I may never return to my hometown. I grew up in the Marshall Islands in the Pacific Ocean on Kwajalein. There were many strange things about living on an island that was approximately 6 square miles. I spent my childhood living two minutes from what I am convinced is the most beautiful beach in the world. We’re talking clearer, warmer, cleaner water than Hawaii, folks. There were no privately owned vehicles, so we rode bikes to school and the only grocery store on the island. I graduated in a class of 19, which was huge for the school. We didn’t have cell phones, and we got high speed internet island-wide my senior year of high school.
But the strangest thing of all is, undoubtedly, that the place I am from will someday be swallowed whole by the ocean. As sea levels rise due to climate change, the Marshall Islands will vanish underwater.
Living in paradise makes you painfully aware of how much there is to lose in this world. From the time that I was young, I can remember classmates, particularly those who were Marshallese becoming very active in working to keep the Marshalls above water. Many of these people now work in the government or as activists, and head projects to help fight against climate change.
Activism comes in a wide array of forms from people of all ages.

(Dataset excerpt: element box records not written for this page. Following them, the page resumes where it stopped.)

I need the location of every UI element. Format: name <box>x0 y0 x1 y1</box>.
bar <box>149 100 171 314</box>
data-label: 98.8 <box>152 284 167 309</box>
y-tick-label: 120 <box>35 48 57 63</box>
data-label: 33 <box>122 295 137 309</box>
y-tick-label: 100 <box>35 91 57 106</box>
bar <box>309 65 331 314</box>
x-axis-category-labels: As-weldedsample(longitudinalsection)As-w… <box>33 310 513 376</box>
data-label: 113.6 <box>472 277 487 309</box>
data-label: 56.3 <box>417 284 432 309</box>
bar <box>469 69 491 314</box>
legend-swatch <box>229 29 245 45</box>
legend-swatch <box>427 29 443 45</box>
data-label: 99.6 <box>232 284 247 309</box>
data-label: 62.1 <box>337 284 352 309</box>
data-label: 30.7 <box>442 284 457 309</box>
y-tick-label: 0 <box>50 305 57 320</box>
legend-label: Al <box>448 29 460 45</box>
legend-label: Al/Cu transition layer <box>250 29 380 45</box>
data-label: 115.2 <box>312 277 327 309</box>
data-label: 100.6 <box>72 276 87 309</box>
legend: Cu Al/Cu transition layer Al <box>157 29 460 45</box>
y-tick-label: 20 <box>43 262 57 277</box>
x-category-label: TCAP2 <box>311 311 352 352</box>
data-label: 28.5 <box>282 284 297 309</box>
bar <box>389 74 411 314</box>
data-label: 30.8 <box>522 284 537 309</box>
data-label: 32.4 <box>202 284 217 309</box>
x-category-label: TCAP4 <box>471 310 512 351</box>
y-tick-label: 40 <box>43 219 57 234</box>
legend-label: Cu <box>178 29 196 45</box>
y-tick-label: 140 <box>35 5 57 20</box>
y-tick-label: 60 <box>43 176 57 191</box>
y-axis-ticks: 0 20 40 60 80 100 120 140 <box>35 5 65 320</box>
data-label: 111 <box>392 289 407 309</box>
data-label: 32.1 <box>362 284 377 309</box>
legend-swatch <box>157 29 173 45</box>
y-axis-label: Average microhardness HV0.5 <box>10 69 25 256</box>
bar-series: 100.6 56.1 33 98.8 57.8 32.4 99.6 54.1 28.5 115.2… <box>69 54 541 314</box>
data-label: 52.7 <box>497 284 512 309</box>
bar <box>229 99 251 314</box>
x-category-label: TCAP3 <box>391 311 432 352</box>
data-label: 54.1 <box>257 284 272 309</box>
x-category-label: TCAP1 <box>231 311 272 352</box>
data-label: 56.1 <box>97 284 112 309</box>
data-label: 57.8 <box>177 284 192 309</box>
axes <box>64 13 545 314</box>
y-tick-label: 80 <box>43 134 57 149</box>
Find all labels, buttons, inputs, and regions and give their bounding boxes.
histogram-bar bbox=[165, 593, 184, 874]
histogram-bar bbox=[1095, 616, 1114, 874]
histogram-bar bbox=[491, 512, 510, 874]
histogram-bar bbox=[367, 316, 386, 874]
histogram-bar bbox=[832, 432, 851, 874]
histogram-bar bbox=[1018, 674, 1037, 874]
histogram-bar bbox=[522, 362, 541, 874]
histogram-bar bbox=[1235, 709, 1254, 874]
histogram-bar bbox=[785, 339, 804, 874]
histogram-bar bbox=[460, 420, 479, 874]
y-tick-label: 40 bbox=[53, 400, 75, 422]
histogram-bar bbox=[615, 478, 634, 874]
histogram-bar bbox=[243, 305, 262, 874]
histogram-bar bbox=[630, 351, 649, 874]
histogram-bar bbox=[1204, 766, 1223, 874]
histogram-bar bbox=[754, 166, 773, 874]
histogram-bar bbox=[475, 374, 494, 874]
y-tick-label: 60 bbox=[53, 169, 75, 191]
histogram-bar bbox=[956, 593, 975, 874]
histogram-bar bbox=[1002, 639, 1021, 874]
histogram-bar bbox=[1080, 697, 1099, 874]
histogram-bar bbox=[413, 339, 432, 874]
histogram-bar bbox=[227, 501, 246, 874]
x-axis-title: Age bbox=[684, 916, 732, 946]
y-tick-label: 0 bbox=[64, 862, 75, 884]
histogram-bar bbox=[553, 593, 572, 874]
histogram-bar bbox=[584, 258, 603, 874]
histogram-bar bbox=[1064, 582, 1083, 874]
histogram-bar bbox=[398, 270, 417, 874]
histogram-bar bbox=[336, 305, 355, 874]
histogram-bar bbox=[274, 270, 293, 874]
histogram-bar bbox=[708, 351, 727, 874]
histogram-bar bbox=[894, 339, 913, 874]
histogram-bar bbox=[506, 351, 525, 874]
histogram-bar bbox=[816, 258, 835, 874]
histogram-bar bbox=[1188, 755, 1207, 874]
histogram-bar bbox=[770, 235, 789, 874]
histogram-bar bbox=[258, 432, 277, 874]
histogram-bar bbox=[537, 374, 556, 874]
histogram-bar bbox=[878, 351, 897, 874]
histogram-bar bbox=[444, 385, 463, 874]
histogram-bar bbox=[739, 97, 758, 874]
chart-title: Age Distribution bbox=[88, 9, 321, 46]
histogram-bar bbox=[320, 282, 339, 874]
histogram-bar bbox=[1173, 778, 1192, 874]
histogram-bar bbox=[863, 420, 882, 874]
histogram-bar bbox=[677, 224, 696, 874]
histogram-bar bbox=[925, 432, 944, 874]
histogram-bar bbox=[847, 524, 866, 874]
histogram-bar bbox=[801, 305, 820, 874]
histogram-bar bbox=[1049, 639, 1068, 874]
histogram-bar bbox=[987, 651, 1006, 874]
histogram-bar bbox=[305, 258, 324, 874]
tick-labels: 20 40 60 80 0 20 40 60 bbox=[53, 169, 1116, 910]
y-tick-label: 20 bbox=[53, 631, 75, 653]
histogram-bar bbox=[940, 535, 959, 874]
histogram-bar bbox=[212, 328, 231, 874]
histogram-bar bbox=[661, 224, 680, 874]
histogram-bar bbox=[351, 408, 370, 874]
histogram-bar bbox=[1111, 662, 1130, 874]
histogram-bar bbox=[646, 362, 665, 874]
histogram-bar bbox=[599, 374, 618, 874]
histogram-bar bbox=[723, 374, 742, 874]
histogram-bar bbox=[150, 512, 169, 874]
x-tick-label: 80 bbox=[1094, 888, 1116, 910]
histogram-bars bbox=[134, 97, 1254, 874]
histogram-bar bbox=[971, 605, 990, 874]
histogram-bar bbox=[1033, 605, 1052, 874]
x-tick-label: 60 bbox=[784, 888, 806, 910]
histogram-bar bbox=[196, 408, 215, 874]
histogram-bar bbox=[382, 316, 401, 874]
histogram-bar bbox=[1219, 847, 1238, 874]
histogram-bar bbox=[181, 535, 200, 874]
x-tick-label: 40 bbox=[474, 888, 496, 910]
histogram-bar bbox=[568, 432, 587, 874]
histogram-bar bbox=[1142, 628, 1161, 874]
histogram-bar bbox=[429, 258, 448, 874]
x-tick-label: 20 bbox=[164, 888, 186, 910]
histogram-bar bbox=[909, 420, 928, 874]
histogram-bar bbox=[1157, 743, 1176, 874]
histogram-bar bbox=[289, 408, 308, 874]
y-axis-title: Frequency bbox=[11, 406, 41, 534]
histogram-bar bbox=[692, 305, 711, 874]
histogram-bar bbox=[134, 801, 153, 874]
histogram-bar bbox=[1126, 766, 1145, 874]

On page 32, you’ll find a story about those in Columbia who are trying to make a difference. Spanning ages 9 to 66, these people have arranged marches, worked for policy change and more. They’re educators and future politicians, lobbyists and organizers. What they all have in common is a desire to do good.
I hope their stories remind you that if you want something to change, you have the power to try to change it, no matter your situation. While the Marshall Islands might be in trouble, the Marshallese aren’t going down without a fight and neither is Columbia. In the end, that just might make all the difference.